Evidentemente, la amenaza del secuestrador viene de la sociedad, es
un ser marginado, mientras que la amenaza del rehén es el propio
secuestrador. Pero ambas vidas, a pesar de lo diferentes, tienden a
unirse gracias a ese instinto de supervivencia, tienden a fecundarse.

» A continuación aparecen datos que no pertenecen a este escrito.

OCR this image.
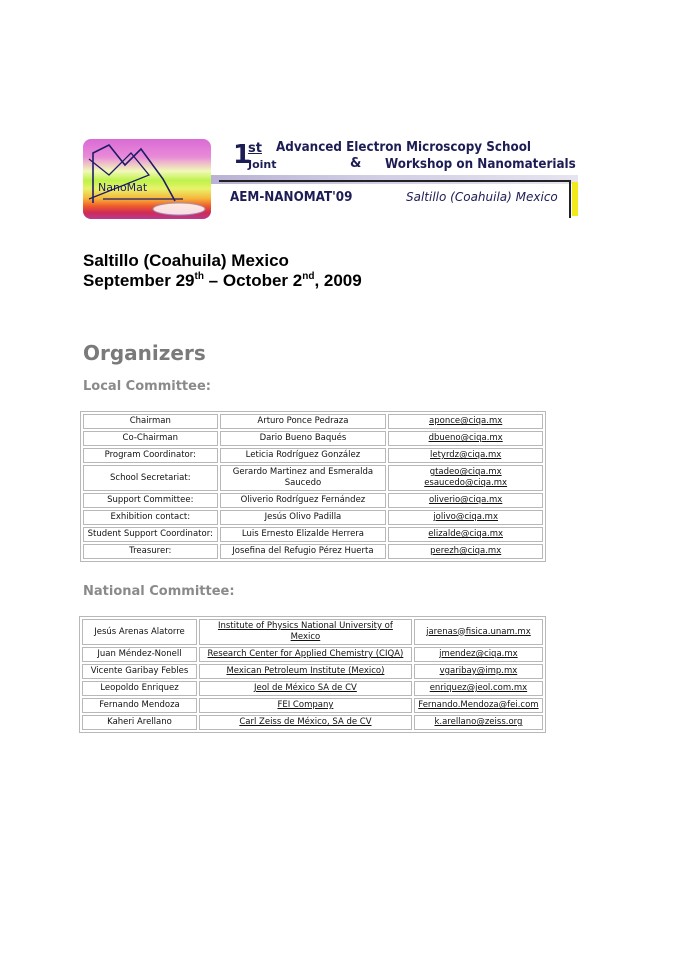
NanoMat
1
st
Joint
Advanced Electron Microscopy School
& Workshop on Nanomaterials
AEM-NANOMAT'09	Saltillo (Coahuila) Mexico
Saltillo (Coahuila) Mexico
September 29th – October 2nd, 2009
Organizers
Local Committee:
Chairman	Arturo Ponce Pedraza	aponce@ciqa.mx
Co-Chairman	Dario Bueno Baqués	dbueno@ciqa.mx
Program Coordinator:	Leticia Rodríguez González	letyrdz@ciqa.mx
School Secretariat:	Gerardo Martinez and Esmeralda Saucedo	gtadeo@ciqa.mx
esaucedo@ciqa.mx
Support Committee:	Oliverio Rodríguez Fernández	oliverio@ciqa.mx
Exhibition contact:	Jesús Olivo Padilla	jolivo@ciqa.mx
Student Support Coordinator:	Luis Ernesto Elizalde Herrera	elizalde@ciqa.mx
Treasurer:	Josefina del Refugio Pérez Huerta	perezh@ciqa.mx
National Committee:
Jesús Arenas Alatorre	Institute of Physics National University of Mexico	jarenas@fisica.unam.mx
Juan Méndez-Nonell	Research Center for Applied Chemistry (CIQA)	jmendez@ciqa.mx
Vicente Garibay Febles	Mexican Petroleum Institute (Mexico)	vgaribay@imp.mx
Leopoldo Enriquez	Jeol de México SA de CV	enriquez@jeol.com.mx
Fernando Mendoza	FEI Company	Fernando.Mendoza@fei.com
Kaheri Arellano	Carl Zeiss de México, SA de CV	k.arellano@zeiss.org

(Poco importa, en este caso, que el fruto de semejante fecundación
pueda ser estéril, como el mulo, o viable, hablamos de fuerzas, de
instintos, de vectores). Aquí, para bien o para mal, también
Nietzsche ve con claridad este movimiento, cierto que, para ojos poco
acostumbrados -metafísicamente ortodoxos- pueden causar sus
palabras, por un lado, pavor, y por otro, ser utilizadas para fines
de lo más macabros. (No queremos insistir en la ambivalencia de las
palabras de Nietzsche, pero valga demuestra esta cita):
Hombres
dotados de una naturaleza todavía natural, bárbaros en todos los
sentidos terribles de esta palabra, hombres de presa, poseedores
todavía de fuerzas de voluntad y de apetitos de poder intactos,
lanzáronse sobre razas más débiles, más civilizadas, más
pacíficas, tal vez dedicadas al comercio o al pastoreo, o sobre
viejas culturas marchitas, en las cuales justamente la última
fuerzas vital se extinguía en brillantes fuegos artificiales de
espíritu y de corrupción1.
Aplicando
lo anterior a la lucha de clases, determinamos que ésta nunca es
directa, siempre es una lucha desplazada. En muchos casos nos
encontramos en que en nuestra propia trinchera se encuentra nuestro
peor enemigo, pero no luchando contra nosotros, sino contra un
enemigo común. Imaginemos un “marxista ortodoxo” y un “liberal
fiel defensor del libre mercado”. Podríamos decir que son enemigos
acérrimos. Cada uno utiliza sus armas contra el otro en su
particular batalla. Pero puede resultar que, en algunos casos, ese
contexto desaparece y, de golpe y porrazo, nos situemos en un nuevo
paisaje, el paisaje del sistema macroeconómico financiero global,
cuya imposición de normas neoliberales (des-regulación de los
mercados, etc...) producen una serie de consecuencias nefastas en el
cuerpo social, consecuencias a las que se aplican concienzudos
marxistas y pura sangres liberales para atenuar sus efectos. En ese
momento nos encontramos en que el campo de batalla en el que yo,
marxista ortodoxo, comparto trinchera con él, liberal fiel defensor
del libre mercado, comparto trinchera con mi propio enemigo, enemigo
que a su vez es enemigo de mi enemigo.
Desde
nuestra postura, por tanto, necesitamos sacar a la luz este tipo de
desplazamientos, que comprometen seriamente a la propia lucha de
clases, con el fin de plantear una estrategia cabal en esta nuestra
revolución.
1Ibíd.
Pág. 220.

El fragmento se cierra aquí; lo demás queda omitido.